In other countries like the U.K. leverage has been pegged to 1:30 but in Kenya, it is as high as 1:400. With so much leverage at your disposal, if the market moves against you by even a bit, you could lose all your initial margin deposit.

  1. Non-dealing brokers can be expensive

The CMA issued 6 non-dealing licenses to forex brokers in Kenya. They are FXPesa, Scope Markets, Pepperstone, Exinity, Hot Forex, and Windsor markets.

Unlike dealing brokers, non-dealing brokers (NDBs) do not trade against you by acting as the counterparty. Instead they pass your order to a liquidity provider such as a Bank.This means that they miss out on the spread they would have earned if they were the counterparty.

The spread they would have earned goes to the liquidity provider so to make up for this, they charge commissions for linking your trade (via ECN or STP networks) to a liquidity provider. This charging of commission can be expensive and reduce your profits.

In a nutshell, non-dealing brokers like the ones in Kenya, are safer for traders as there is no conflict of interest.

  1. Your profits may be eaten up by taxes and hidden fees

Brokers usually charge commissions but if your broker charges zero commission, he could make up for it by inflating other fees. Some brokers charge fees such as:

Withdrawal fees- when you make withdrawals above a certain limit
Swap fees- when you use a currency with a higher interest rate to buy a currency with a lower interest rate you are charged a swap fee when the position is kept open overnight.
It is even worse when you open the position on a Thursday as the rollover date becomes Monday since the market closes on weekends. In this case you are charged a swap fee for three days

Inactivity fees- when you don’t use your account for a while.

You also pay a short term capital gain (STCG) tax of 5% to the Kenyan Revenue Authority when you profit from trading. If not properly managed, all these fees and taxation can take a toll on your profit and leave you with almost nothing.

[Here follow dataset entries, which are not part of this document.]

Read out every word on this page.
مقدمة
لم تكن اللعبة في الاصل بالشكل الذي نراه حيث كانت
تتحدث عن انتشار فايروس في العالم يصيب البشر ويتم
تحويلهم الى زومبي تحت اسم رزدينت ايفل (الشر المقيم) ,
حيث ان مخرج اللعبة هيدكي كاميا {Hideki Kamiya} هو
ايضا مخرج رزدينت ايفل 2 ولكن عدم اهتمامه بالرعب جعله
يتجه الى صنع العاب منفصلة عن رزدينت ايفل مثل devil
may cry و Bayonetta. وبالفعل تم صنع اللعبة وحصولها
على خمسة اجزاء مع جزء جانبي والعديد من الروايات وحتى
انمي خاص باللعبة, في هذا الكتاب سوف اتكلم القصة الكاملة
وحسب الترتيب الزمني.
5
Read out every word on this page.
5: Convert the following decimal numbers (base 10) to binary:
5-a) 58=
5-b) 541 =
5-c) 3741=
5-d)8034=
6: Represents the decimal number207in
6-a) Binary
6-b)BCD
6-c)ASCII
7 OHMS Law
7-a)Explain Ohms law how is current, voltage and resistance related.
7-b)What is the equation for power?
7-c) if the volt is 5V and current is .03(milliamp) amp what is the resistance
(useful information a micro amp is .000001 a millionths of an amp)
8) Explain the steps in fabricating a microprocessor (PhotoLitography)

  1. The markets are highly volatile

The volatility index (VIX) measures how much fear and risk is in the market, and when the VIX is below 20, it is means risk is low in the market. However as at April 2022, the VIX figure is 22.68 which indicates high risk in the markets. This is partly due to the Russia- Ukraine war and the hike in interest rates by the U.S. Federal Reserve.

If you decide to trade forex in Kenya, the factors discussed above are what you will have to deal with. A lot of people claim to have made fortunes off forex trading but it is not true. They are just marketing gimmicks to draw in more customers.

If you must trade forex as an individual, remember that you will not make enough money to be considered rich.

Large banks are able to trade forex profitably because they have immense capital, technology and manpower. As a retail investor you don’t have this at your disposal. The best way to create enduring wealth is by investing in the capital market as this is less risky and more rewarding in the long run.